On est allé dans la rue principale de Reggio Calabria, montrer ces images aux gens entre deux boutiques Fendi ou Dolce & Gabbana. C’est la rue où ont eu lieu les événements il y a moins de cinquante ans, et la plupart des jeunes n’en ont jamais entendu parler. Parfois, l’un d’eux avait un grand-parent qui lui avait raconté quelque chose. Ils n’apprennent pas ça à l’école, alors que ça s’est passé chez eux. Il n’y a qu’une seule plaque commémorative. On s’y est rendus plusieurs fois, à visiter les archives municipales, parler avec les gens. À chaque fois, on va plus loin, on pénètre une strate supplémentaire. On prend des fragments, et on crée notre narration. Un jour, on a vu cet arbre en face de la plaque commémorative, avec cette forme de tête sur son tronc. C’était parfait. Un visage pétrifié dans la nature, gelé dans le temps, sans yeux. »



Le tronc du Ficus Macrophylla sur le front de mer de Reggio Calabria, à quelques pas de la seule plaque de commémoration du soulèvement de la ville.
Le tronc du Ficus Macrophylla sur le front de mer de Reggio Calabria, à quelques pas de la seule plaque de commémoration du soulèvement de la ville.

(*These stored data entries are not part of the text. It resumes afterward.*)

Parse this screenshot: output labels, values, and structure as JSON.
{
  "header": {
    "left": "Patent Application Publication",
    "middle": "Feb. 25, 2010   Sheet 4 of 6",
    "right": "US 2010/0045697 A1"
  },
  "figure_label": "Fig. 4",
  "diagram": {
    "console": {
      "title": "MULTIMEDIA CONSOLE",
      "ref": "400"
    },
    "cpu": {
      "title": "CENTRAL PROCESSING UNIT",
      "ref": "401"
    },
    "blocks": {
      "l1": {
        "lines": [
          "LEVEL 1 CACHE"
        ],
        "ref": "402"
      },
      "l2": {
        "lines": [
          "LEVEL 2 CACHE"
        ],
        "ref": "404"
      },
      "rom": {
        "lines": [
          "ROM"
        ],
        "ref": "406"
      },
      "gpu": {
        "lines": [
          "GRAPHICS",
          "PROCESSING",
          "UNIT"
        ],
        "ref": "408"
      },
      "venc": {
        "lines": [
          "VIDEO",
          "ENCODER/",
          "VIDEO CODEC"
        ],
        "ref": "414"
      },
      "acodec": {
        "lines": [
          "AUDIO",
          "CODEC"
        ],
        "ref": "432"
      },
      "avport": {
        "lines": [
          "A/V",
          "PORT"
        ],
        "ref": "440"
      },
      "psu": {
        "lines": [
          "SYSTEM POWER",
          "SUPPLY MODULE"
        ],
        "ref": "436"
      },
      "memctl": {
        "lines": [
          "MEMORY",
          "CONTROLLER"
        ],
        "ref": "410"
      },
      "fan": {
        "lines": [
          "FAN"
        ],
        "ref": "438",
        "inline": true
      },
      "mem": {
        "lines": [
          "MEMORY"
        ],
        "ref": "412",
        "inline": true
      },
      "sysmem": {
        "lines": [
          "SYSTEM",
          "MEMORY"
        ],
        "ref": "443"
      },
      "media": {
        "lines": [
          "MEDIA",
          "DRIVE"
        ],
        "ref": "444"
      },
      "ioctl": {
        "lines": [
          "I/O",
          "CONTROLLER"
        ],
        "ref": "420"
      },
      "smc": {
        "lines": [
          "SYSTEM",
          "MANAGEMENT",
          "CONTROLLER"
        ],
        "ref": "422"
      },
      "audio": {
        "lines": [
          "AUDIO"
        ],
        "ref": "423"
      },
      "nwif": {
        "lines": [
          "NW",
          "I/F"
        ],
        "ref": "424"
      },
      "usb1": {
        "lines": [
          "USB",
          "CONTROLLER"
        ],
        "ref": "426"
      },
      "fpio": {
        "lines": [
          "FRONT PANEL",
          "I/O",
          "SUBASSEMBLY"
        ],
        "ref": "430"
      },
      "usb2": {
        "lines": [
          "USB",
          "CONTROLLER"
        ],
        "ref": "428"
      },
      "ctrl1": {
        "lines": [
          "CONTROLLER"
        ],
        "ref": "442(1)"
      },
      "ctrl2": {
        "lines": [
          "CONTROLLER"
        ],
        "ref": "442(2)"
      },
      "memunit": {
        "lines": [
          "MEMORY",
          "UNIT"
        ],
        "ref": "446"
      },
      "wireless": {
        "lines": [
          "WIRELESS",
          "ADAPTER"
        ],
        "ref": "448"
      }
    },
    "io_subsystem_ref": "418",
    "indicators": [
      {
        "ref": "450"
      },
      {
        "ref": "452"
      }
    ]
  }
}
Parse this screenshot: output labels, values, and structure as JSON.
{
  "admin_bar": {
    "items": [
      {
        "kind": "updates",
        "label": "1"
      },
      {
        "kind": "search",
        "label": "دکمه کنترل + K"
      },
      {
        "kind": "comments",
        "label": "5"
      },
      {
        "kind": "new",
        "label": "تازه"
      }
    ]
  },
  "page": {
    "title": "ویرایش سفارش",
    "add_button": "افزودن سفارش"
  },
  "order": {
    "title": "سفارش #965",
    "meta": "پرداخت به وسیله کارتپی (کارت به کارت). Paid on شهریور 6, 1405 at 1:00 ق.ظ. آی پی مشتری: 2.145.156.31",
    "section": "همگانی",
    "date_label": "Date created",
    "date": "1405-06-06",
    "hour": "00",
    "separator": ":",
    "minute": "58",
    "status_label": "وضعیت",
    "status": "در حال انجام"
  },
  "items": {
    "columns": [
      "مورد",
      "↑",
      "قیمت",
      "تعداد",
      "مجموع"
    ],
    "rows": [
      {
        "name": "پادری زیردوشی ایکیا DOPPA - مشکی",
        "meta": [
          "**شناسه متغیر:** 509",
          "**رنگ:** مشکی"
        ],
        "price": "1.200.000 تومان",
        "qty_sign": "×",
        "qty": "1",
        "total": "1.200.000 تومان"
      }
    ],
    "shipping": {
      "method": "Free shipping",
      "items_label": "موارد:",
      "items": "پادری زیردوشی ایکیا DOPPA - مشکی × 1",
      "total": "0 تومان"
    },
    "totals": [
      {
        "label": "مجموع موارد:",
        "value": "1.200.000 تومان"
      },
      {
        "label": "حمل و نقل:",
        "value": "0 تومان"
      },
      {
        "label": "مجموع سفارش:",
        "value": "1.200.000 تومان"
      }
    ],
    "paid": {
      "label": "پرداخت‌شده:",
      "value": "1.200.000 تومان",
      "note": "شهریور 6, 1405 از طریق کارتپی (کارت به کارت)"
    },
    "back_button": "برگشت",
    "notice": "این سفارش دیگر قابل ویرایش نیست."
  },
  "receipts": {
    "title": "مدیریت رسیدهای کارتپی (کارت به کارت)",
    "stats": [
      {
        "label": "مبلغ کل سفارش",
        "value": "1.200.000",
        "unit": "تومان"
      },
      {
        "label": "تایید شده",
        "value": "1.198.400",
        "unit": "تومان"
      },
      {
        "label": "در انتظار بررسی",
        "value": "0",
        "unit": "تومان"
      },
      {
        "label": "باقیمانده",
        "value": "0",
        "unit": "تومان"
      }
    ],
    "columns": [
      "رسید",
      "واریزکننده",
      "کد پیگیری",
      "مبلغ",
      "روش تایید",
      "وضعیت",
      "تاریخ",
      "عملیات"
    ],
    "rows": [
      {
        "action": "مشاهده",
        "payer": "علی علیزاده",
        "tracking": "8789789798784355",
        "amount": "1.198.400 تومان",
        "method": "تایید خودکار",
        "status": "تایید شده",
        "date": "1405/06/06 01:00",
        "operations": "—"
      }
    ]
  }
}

Le dynamitage de la mémoire

Pour Filippo et Martin, cette espèce de silence brumeux et irréel est inexplicable. Inexplicable mais efficace pour faire sauter tout un pan d’histoire de la mémoire des gens et donc de la construction sociale et culturelle. Et le village d’Eranova, « ère nouvelle » en italien, en est le – malheureusement- parfait exemple. Village centenaire de 500 habitants, Eranova était une petite communauté agricole dont les survivants parlent encore avec nostalgie.



Images d’archives. Eranova.
Images d’archives. Eranova.


Et c’est pile l’endroit qui a été désigné pour construire un centre sidérurgique. Eranova a été détruite, ses habitants déplacés, et le port de containers de Gioia Tauro, qui occupe désormais la zone où devait se situer le centre, est devenu le plus important point de transit de marchandise de la ‘Ndrangheta, la mafia calabraise. « Le village a été détruit, les habitants dispersés, dit Filippo, et il n’y a pas eu d’usine. On a des enregistrements des gens, essayant de se rappeler des derniers jours du village. Cela montre ce que ce type de pratique peut faire à toute une identité : simplement effacer les choses et les mémoires, et donc la culture. » À ce silence que Filippo et Martin qualifient d’action politique, ils répondent par l’action de la mise à jour de la mémoire.



Image d’archive. Eranova.
Image d’archive. Eranova.


« Il s’agit de pouvoir, dit Martin, de pouvoir et de corruption. La corruption, la mafia, ce n’est pas à l’extérieur, c’est à l’intérieur même de nos vies, imbriqué dans notre quotidien, dans notre histoire comme dans cette histoire-là. » Le pouvoir de faire le silence, aussi, malgré des fossiles monumentaux qui s’érodent dans le paysage à la vue de tous. Pendant que l’industrialisation descendait le long de l’autoroute, les pratiques mafieuses la remontaient dans l’autre sens, par capillarité. « Il y a très peu de documents, on travaille avec des traces, des preuves, en fait. Il n’y a pas de narration linéaire, on utilise les photos pour combler les manques, évoquer, relier des points, comme dans les fables. Sur place les anciens ont des souvenirs, mais à partir de moins de 50 ans et à plus de 20 km, ça ne dit plus rien à personne. Sur internet il n’y a pas grand-chose à part deux documentaires en italien sur youtube. »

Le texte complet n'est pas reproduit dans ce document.